John H. Makin is a resident scholar at AEI and a principal at Caxton Associates, L.L.C., in New York City, a major investor in foreign exchange, commodity, and currency markets. Before joining both AEI and Caxton, Mr. Makin was director of the Institute for Economic Research and professor of economics at the University of Washington in Seattle. He has served as a consultant to the U.S. Treasury, the Federal Reserve System, the International Monetary Fund, and the Bank of Japan. He was a member of the panel of economic advisers of the Congressional Budget Office. From 1988 to 1992, Mr. Makin served as chairman of the Japan-United States Friendship Commission, which administers $4.5 million in research grants on Japanese-U.S. policy research and cultural exchange. He testifies frequently before both houses of Congress on issues such as international competitiveness, trade, tax, and budget policy. Mr. Makin is coauthor of Debt and Taxes: How America Got into Its Budget Mess and What to Do about It (1994) and has written or edited more than a dozen books on a wide range of economic subjects.
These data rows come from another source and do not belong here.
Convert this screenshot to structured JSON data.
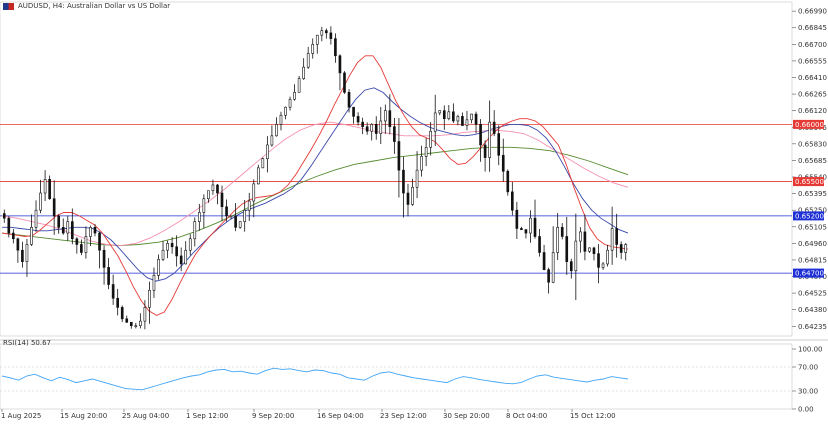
{
  "header": {
    "title": "AUDUSD, H4:  Australian Dollar vs US Dollar",
    "flag_icon": "au-us-flag-icon"
  },
  "rsi": {
    "label": "RSI(14) 50.67",
    "period": 14,
    "value": 50.67
  },
  "colors": {
    "candle": "#111111",
    "ma_fast": "#e53935",
    "ma_mid": "#3949ab",
    "ma_slow_pink": "#f48fb1",
    "ma_long": "#558b2f",
    "res_line": "#e53935",
    "sup_line": "#1e2fd6",
    "rsi_line": "#42a5f5",
    "grid": "#c8c8c8"
  },
  "chart_data": [
    {
      "type": "candlestick",
      "symbol": "AUDUSD",
      "timeframe": "H4",
      "y_ticks": [
        "0.66990",
        "0.66845",
        "0.66700",
        "0.66555",
        "0.66410",
        "0.66265",
        "0.66120",
        "0.65975",
        "0.65830",
        "0.65685",
        "0.65540",
        "0.65395",
        "0.65250",
        "0.65105",
        "0.64960",
        "0.64815",
        "0.64670",
        "0.64525",
        "0.64380",
        "0.64235"
      ],
      "x_ticks": [
        "1 Aug 2025",
        "15 Aug 20:00",
        "25 Aug 04:00",
        "1 Sep 12:00",
        "9 Sep 20:00",
        "16 Sep 04:00",
        "23 Sep 12:00",
        "30 Sep 20:00",
        "8 Oct 04:00",
        "15 Oct 12:00"
      ],
      "ylim": [
        0.6415,
        0.6707
      ],
      "horizontal_levels": [
        {
          "label": "0.66000",
          "value": 0.66,
          "color": "#e53935"
        },
        {
          "label": "0.65500",
          "value": 0.655,
          "color": "#e53935"
        },
        {
          "label": "0.65200",
          "value": 0.652,
          "color": "#1e2fd6"
        },
        {
          "label": "0.64700",
          "value": 0.647,
          "color": "#1e2fd6"
        }
      ],
      "price_path": [
        0.6518,
        0.6505,
        0.65,
        0.649,
        0.648,
        0.6495,
        0.651,
        0.6525,
        0.654,
        0.6552,
        0.6535,
        0.652,
        0.651,
        0.6505,
        0.6515,
        0.65,
        0.6495,
        0.6488,
        0.6502,
        0.651,
        0.6505,
        0.649,
        0.6475,
        0.646,
        0.6448,
        0.644,
        0.643,
        0.6427,
        0.6424,
        0.6424,
        0.6428,
        0.644,
        0.6455,
        0.6468,
        0.6482,
        0.649,
        0.6496,
        0.6493,
        0.6485,
        0.6478,
        0.649,
        0.65,
        0.6515,
        0.6523,
        0.6535,
        0.6542,
        0.6547,
        0.654,
        0.6528,
        0.652,
        0.652,
        0.651,
        0.6515,
        0.6525,
        0.6533,
        0.6548,
        0.6562,
        0.657,
        0.6582,
        0.659,
        0.66,
        0.6608,
        0.6615,
        0.6622,
        0.6628,
        0.664,
        0.665,
        0.6662,
        0.667,
        0.6678,
        0.6682,
        0.668,
        0.6675,
        0.666,
        0.6645,
        0.6628,
        0.6615,
        0.6607,
        0.6602,
        0.6598,
        0.6594,
        0.66,
        0.6592,
        0.6603,
        0.6612,
        0.6598,
        0.6585,
        0.656,
        0.654,
        0.653,
        0.6545,
        0.656,
        0.6572,
        0.658,
        0.6594,
        0.661,
        0.6612,
        0.6605,
        0.6611,
        0.6603,
        0.6607,
        0.6599,
        0.6604,
        0.6609,
        0.66,
        0.6582,
        0.6571,
        0.6602,
        0.6592,
        0.6573,
        0.6559,
        0.6541,
        0.6525,
        0.6509,
        0.6508,
        0.6505,
        0.6518,
        0.6502,
        0.6488,
        0.6473,
        0.6462,
        0.6488,
        0.651,
        0.6502,
        0.648,
        0.6472,
        0.6498,
        0.6506,
        0.6489,
        0.6492,
        0.6487,
        0.6475,
        0.6478,
        0.649,
        0.6509,
        0.6495,
        0.6488,
        0.6495
      ],
      "ma_fast": [
        0.6505,
        0.6504,
        0.6503,
        0.6502,
        0.6503,
        0.6508,
        0.6514,
        0.652,
        0.6523,
        0.6523,
        0.652,
        0.6516,
        0.6512,
        0.6505,
        0.6495,
        0.6485,
        0.6472,
        0.6458,
        0.6446,
        0.6437,
        0.6433,
        0.6436,
        0.6447,
        0.6461,
        0.6474,
        0.6486,
        0.6495,
        0.6503,
        0.651,
        0.6517,
        0.6524,
        0.653,
        0.6534,
        0.6536,
        0.6537,
        0.6538,
        0.6541,
        0.6547,
        0.6556,
        0.6567,
        0.6578,
        0.659,
        0.6603,
        0.6617,
        0.663,
        0.6643,
        0.6654,
        0.666,
        0.666,
        0.665,
        0.6635,
        0.662,
        0.6608,
        0.6598,
        0.6591,
        0.6588,
        0.6585,
        0.6578,
        0.657,
        0.6565,
        0.6566,
        0.6572,
        0.658,
        0.6588,
        0.6595,
        0.66,
        0.6603,
        0.6605,
        0.6605,
        0.6603,
        0.6598,
        0.659,
        0.6582,
        0.6565,
        0.6545,
        0.6527,
        0.651,
        0.65,
        0.6495,
        0.6493,
        0.6492,
        0.6491
      ],
      "ma_mid": [
        0.651,
        0.651,
        0.6509,
        0.6508,
        0.6507,
        0.6507,
        0.6508,
        0.6509,
        0.651,
        0.651,
        0.6509,
        0.6505,
        0.6499,
        0.6491,
        0.6482,
        0.6473,
        0.6466,
        0.6463,
        0.6465,
        0.647,
        0.6478,
        0.6487,
        0.6495,
        0.6503,
        0.651,
        0.6516,
        0.6521,
        0.6525,
        0.6528,
        0.6531,
        0.6535,
        0.6539,
        0.6544,
        0.6552,
        0.6563,
        0.6575,
        0.6587,
        0.6599,
        0.6611,
        0.6622,
        0.663,
        0.6632,
        0.6628,
        0.662,
        0.6613,
        0.6607,
        0.6602,
        0.6598,
        0.6595,
        0.6593,
        0.6591,
        0.659,
        0.6591,
        0.6593,
        0.6596,
        0.6598,
        0.66,
        0.66,
        0.6599,
        0.6595,
        0.6588,
        0.6577,
        0.6563,
        0.6548,
        0.6535,
        0.6525,
        0.6518,
        0.6513,
        0.6508,
        0.6505
      ],
      "ma_slow": [
        0.652,
        0.6518,
        0.6515,
        0.6512,
        0.6508,
        0.6503,
        0.6498,
        0.6495,
        0.6494,
        0.6496,
        0.6501,
        0.6508,
        0.6516,
        0.6525,
        0.6534,
        0.6544,
        0.6555,
        0.6566,
        0.6577,
        0.6587,
        0.6595,
        0.66,
        0.6602,
        0.66,
        0.6597,
        0.6594,
        0.6592,
        0.659,
        0.659,
        0.659,
        0.6591,
        0.6593,
        0.6594,
        0.6595,
        0.6594,
        0.6592,
        0.6586,
        0.6578,
        0.657,
        0.6562,
        0.6555,
        0.6549,
        0.6545
      ],
      "ma_long": [
        0.6505,
        0.6503,
        0.6501,
        0.6499,
        0.6497,
        0.6495,
        0.6494,
        0.6495,
        0.6497,
        0.6501,
        0.6507,
        0.6514,
        0.6522,
        0.6531,
        0.6539,
        0.6547,
        0.6554,
        0.656,
        0.6565,
        0.6568,
        0.6571,
        0.6573,
        0.6575,
        0.6577,
        0.6579,
        0.658,
        0.658,
        0.6579,
        0.6577,
        0.6573,
        0.6568,
        0.6562,
        0.6556
      ],
      "rsi_ylim": [
        0,
        100
      ],
      "rsi_ticks": [
        "100.00",
        "70.00",
        "30.00",
        "0.00"
      ],
      "rsi_levels": [
        70,
        30
      ],
      "rsi_values": [
        55,
        52,
        48,
        55,
        58,
        52,
        47,
        53,
        49,
        44,
        47,
        50,
        46,
        42,
        38,
        34,
        33,
        32,
        36,
        40,
        44,
        48,
        52,
        55,
        57,
        62,
        65,
        66,
        62,
        63,
        60,
        58,
        64,
        68,
        66,
        67,
        64,
        62,
        65,
        64,
        60,
        58,
        52,
        50,
        48,
        55,
        60,
        62,
        58,
        55,
        52,
        50,
        48,
        46,
        44,
        50,
        54,
        52,
        49,
        47,
        45,
        43,
        42,
        44,
        50,
        55,
        57,
        53,
        51,
        49,
        47,
        45,
        48,
        50,
        54,
        52,
        50
      ]
    }
  ]
}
Chester Spatt joined the Securities and Exchange Commission as chief economist in July 2004. He is the Mellon Bank Professor of Finance at the Tepper School of Business at Carnegie Mellon University and director of its Center for Financial Markets. He has taught at Carnegie Mellon since 1979. Mr. Spatt is a well-known scholar studying financial economics with broad interests in financial markets. He has analyzed extensively market structure, pricing and valuation, and the impact of information in the marketplace. For example, he has been a leading expert on the design of security markets in various settings as well as on taxation and investment strategy. He has served as executive editor and one of the founding editors of the Review of Financial Studies, president and a member of the Founding Committee of the Society for Financial Studies, president of the Western Finance Association, and is currently an associate editor of several finance journals. He also has served as an expert for the Federal Energy Regulatory Commission (FERC) in its investigation of market manipulation in the Western energy markets in 2000 and 2001.